- Battle of San Félix: Part of Venezuelan War of Independence
| Date | 11 April 1817 |
| Location | Guayana Province8°19′04″N 62°37′20″W﻿ / ﻿8.317643°N 62.622102°W |
| Result | Republican victory |

Belligerents
- Second Republic of Venezuela: Spanish Empire

Commanders and leaders
- Manuel Piar: Miguel de la Torre

Units involved
- 1,700–2,200: 1,300–1,800 2 pieces of artillery

Casualties and losses
- 31 killed and 65 wounded: 593 killed and 497 prisoners

= Battle of San Félix =

The Battle of San Félix was an engagement in the Guayana campaign of the War of Independence of Venezuela, that occurred on 11 April 1817, on the mesa of Chirica in Province of Guayana, over the course of just half an hour.

== Background ==
The Republican forces had been campaigning against Guayana from late 1816, though hindered by the lack of a navy. Their goal was to occupy the towns of Angostura and Old Guayana, which would allow them to dominate traffic along the river Orinoco.

Manuel Piar had taken the missions of Caroni in early 1817, which had served as an important supply base for the Royalist Spanish forces; it would thereafter fill the same role for the Revolutionaries.

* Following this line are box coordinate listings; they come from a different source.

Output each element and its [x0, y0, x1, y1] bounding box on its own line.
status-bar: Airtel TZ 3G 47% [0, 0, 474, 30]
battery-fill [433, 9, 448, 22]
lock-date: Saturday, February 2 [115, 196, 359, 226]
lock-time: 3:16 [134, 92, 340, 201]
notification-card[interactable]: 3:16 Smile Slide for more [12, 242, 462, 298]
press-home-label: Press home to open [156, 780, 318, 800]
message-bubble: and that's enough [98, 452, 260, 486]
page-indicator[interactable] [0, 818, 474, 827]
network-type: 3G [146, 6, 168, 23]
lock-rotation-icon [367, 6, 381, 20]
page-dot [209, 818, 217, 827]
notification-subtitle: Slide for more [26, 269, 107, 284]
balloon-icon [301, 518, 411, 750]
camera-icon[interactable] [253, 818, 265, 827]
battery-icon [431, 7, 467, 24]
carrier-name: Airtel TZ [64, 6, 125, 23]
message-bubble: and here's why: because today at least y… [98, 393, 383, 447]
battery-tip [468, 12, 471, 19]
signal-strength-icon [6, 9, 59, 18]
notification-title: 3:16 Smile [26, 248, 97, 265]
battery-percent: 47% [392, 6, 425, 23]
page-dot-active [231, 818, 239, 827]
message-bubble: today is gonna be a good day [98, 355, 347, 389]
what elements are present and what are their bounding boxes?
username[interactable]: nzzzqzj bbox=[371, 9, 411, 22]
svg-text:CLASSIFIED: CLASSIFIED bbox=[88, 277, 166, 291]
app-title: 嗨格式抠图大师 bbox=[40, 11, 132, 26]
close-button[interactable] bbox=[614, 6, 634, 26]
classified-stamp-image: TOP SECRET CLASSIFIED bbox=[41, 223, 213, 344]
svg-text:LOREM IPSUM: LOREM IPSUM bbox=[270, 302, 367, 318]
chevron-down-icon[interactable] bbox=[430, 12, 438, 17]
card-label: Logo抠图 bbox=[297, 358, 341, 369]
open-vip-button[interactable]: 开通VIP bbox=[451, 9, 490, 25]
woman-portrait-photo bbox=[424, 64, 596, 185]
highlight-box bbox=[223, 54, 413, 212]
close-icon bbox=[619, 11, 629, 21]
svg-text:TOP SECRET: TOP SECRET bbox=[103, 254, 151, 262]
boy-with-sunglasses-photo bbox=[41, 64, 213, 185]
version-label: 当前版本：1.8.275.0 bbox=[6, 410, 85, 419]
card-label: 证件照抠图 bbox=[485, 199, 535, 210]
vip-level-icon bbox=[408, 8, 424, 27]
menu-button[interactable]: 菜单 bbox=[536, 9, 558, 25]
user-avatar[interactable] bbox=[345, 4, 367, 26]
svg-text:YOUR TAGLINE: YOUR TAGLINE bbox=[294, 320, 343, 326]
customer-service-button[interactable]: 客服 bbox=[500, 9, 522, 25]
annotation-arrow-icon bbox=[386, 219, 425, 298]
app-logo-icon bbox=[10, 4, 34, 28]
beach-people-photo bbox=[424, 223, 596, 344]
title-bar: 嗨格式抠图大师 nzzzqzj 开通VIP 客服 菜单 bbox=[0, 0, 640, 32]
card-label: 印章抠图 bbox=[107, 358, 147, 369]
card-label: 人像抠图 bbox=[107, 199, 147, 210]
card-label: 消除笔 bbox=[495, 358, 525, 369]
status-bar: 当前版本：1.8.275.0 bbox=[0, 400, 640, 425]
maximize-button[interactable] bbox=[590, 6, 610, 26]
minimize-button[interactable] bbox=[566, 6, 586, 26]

With the loss of the missions, the places held by the Royalists had largely fallen without a source to supply their armies & were at risk of starvation. Brigadier La Torre left Angostura for the missions in order to reconquer the area and its resources. He had about 1,600 infantry, 200 cavalry and 2 guns with him, and marched to the missions through the fortifications of old Guayana.

== Battle ==
On 11 April the Spaniards met Piar, who led a force of 500 riflemen, 800 lancers, 500 Indian archers and 400 horsemen. The Patriots, which infantry were surpassed in number and experience by the Royalists', won in a short battle thanks to the superiority of the Republican cavalry. Piar fought in this battle "all alone" (that is, with newly formed officers, mostly unknown before and after the battle).

== Consequences ==
The destruction of the Royalist forces in San Felix accelerated the capitulation of Angostura. The town would be abandoned by the Spaniards on the 17th of that month.
Thanks to the Battle of San Félix, the Venezuelan Patriots won not only the rich territory of Guayana, but also the critical tool of transportation and commerce, the Orinoco.

César Zumeta, referring to Piar and San Felix, later said:

 [Piar] formed an army, triumphed by foresight and courage, and became the first to build an indestructible foundation for the homeland and make possible the organization of the Republic. All that came after San Felix. The campaign was the most momentous in Guiana and one of the most beautiful of our historical cycle.